Renters, All

Ownership is an odd concept for mortal creatures. With limited time to spend on a finite planet, we devise rules that give exclusive rights to some while denying access to others. I have never owned property (tellingly called “real estate”)—the life of those who stumble into higher education doesn’t really lend lenders any confidence of one’s ability to repay debts. I spent too much income, I guess, on my education. In any case, the concept of ownership seems to be endemically human. In most societies we want that thing that we found, that we picked up and moved with us, to remain where we put it so that we can access it again. That particular stick or stone that caught our eye for utility or beauty—it is that we wish to own. Soon humans are building vacation homes in the regions of stunning natural beauty that dot an industrialized landscape, vacation homes where they can get away from it all. Humans owning nature.

Recently I read a story in the New Jersey Star-Ledger about beachfront property “owners” in New Jersey suing over beach reclamation. Now before bursting out into peals of laughter, please be aware that those who claim New Jersey lacks natural beauty have never visited the state in the spring. Once outside the urban sprawl surrounding New York City, Jersey is, for the most part, very pleasant. Many of the beaches are pristine. Of course, pristinity invites affluence. The wealthy like to settle where the views are nice. And so when the state tried to prevent beach erosion by building dunes the rich cried foul and began to sue. It looks like the state will have to pay out. The very state that I, along with countless others who can’t afford a single house, support by our taxes. That money is now being piped into the pockets of those whose summer homes now have a slightly diminished view. My heart bleeds.

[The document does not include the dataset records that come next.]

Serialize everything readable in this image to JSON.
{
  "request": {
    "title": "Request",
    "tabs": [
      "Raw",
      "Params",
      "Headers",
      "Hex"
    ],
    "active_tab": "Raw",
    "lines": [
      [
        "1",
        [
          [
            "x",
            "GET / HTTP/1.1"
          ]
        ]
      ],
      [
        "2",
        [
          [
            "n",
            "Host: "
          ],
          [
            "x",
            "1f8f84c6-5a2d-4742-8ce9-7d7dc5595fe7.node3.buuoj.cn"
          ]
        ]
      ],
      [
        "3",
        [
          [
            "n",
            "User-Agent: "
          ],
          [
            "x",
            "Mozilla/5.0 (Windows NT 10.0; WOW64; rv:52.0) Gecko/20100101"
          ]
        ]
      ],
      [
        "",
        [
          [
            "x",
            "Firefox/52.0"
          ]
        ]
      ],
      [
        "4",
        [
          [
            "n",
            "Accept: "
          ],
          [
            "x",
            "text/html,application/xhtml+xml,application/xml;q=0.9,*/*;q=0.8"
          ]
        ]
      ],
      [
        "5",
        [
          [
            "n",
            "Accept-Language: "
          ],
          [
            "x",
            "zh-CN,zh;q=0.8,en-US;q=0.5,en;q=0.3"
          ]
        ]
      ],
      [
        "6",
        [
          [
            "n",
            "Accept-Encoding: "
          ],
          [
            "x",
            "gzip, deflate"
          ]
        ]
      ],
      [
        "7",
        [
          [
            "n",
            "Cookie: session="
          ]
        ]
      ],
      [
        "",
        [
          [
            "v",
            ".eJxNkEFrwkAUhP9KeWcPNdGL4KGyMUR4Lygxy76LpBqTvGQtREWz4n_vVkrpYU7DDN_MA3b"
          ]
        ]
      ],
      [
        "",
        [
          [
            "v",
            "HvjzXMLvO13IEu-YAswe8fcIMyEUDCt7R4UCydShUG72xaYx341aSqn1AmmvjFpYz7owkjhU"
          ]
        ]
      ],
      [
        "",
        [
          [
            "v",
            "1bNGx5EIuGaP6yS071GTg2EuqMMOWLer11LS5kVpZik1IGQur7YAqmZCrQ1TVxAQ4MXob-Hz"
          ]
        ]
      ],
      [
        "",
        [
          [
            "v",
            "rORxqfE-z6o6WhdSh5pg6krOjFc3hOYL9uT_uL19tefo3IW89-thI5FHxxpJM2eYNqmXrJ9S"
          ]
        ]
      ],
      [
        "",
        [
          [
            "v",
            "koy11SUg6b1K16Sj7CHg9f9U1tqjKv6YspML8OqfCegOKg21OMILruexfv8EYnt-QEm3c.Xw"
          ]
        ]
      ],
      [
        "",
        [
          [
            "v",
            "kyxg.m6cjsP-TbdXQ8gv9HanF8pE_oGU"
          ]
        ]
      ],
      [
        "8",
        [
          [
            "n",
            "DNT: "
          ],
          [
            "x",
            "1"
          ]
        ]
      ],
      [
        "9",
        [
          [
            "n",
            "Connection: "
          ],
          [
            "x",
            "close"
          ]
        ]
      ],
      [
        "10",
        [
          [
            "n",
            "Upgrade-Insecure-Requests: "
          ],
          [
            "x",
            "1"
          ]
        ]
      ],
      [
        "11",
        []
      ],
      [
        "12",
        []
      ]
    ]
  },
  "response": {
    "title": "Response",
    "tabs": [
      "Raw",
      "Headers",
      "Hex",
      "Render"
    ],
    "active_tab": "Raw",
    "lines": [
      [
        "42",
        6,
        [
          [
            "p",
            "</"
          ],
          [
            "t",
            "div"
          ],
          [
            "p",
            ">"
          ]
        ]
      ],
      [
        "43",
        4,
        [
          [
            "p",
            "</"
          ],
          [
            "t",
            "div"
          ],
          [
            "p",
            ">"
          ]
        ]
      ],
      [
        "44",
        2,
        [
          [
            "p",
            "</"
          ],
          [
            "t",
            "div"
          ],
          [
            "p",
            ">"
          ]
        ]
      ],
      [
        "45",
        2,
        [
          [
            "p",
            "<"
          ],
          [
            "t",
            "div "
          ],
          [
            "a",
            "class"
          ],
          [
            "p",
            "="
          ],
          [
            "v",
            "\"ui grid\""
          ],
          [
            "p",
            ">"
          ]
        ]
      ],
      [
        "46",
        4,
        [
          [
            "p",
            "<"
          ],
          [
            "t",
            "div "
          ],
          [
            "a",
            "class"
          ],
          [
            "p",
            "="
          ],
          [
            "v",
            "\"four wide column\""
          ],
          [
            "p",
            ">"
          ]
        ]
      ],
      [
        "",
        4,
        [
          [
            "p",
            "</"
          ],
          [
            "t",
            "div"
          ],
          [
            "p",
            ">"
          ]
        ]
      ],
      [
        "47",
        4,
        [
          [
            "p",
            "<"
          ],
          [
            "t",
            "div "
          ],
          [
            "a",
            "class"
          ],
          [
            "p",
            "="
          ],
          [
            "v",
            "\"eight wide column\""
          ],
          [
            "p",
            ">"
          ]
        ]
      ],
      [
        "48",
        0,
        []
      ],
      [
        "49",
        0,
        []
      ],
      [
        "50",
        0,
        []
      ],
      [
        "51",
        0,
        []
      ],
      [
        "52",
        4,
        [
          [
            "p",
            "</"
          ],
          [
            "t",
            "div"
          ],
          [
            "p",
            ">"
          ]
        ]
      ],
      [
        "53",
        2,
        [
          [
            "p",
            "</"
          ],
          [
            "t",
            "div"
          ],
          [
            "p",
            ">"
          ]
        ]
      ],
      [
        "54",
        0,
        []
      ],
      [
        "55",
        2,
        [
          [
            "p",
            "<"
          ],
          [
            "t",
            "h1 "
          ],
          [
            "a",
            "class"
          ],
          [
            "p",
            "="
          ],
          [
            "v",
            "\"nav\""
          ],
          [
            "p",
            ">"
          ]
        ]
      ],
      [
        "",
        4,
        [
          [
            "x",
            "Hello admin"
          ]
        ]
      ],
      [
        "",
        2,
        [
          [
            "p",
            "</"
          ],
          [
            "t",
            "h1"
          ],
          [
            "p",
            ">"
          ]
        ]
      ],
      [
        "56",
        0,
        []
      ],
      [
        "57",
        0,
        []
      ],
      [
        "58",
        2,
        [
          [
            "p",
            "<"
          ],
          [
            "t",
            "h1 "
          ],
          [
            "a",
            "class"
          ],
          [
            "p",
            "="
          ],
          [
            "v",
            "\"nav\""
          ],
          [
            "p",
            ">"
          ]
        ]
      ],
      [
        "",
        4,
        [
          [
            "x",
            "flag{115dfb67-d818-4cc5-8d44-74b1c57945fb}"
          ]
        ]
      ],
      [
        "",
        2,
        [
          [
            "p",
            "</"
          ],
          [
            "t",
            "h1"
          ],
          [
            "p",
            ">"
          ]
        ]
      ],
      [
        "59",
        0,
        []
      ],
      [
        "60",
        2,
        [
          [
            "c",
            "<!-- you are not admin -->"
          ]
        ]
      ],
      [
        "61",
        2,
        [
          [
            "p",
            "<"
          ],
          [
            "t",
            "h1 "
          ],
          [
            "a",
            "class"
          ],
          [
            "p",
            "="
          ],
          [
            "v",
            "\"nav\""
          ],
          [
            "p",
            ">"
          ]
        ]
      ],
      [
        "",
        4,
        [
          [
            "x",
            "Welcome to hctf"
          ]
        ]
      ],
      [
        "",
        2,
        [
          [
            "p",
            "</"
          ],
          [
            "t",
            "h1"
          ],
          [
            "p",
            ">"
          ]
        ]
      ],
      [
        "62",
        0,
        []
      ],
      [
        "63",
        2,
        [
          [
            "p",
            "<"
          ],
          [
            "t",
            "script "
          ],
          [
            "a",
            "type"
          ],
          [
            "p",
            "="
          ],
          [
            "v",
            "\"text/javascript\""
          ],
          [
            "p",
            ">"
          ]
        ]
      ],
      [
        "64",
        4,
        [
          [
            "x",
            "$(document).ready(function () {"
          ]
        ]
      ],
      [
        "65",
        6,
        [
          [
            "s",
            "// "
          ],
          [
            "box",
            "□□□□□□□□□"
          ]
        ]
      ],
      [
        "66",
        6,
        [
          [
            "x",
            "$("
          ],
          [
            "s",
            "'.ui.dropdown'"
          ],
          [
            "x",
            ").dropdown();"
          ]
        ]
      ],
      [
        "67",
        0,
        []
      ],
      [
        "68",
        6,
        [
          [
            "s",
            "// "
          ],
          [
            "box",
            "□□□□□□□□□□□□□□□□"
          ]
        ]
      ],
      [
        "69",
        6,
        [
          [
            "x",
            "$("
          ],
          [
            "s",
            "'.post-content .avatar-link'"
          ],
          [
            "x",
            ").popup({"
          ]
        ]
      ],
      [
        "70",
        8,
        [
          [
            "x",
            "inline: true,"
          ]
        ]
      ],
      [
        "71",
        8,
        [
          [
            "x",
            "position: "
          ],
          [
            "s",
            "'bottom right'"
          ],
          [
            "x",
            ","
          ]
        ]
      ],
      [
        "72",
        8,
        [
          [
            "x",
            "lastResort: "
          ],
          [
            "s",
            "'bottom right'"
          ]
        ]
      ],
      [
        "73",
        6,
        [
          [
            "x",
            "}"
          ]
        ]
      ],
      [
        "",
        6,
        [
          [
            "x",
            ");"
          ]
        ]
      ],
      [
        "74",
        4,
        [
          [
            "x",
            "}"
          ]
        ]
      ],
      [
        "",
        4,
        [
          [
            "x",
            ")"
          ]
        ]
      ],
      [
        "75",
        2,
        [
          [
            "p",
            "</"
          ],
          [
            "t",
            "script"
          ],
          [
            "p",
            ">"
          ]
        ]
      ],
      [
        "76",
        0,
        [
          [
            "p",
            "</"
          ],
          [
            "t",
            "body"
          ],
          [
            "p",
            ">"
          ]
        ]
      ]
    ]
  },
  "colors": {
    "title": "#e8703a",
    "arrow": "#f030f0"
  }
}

One of the facts of life on the Atlantic coast is hurricanes. Another is nor’easters. Both of these storms erode beaches at a terrifying rate. And when the beach is gone, whose house will be in the ocean? Those who wanted the dunes removed. Money is just distilled ownership. Those flimsy pieces of paper have no inherent value. It is difficult even to believe in money when you never see it. Electrons zipping through the Internet are the only sign that I’ve been paid. Yet we value it above all else. I’m not sure how this fits in with a gospel that condemns money and a Jesus who suggests the only way to heaven is to give it all away. Well, maybe it all fits, as long as you don’t block my view of the ocean. After all, owning part of a planet entitles you to some feeling of self-importance. Or so I suppose.

Who's really in charge here?

One thought on “Renters, All

  1. One fascinating thing to me when I was studying Indian Law (that’s what we called it back then) was that the greatest justification for thinking Native Americans were like children and needed to be “wards of the state” was their concept of property. They did not “own” the land, and such a thing made no sense to them. Proof to good Christians that they were “savages.”

    Concepts of property ownership define us as nations – whether we are capitialist, communist, empires, or “savages,” as in the case of the Indian nations. Capitalism is based on the Christian notion that God gave the world to humans to steward, which is at the basis of the idea that when we act our work upon nature, we earn an ownership of it. But at the bottom of it. . . .

    All is vanity.

    I’d be seriously ticked about those beachside folks exercising their vanity upon my wallet, as well. Enjoyed the post, Steve. All the best to you.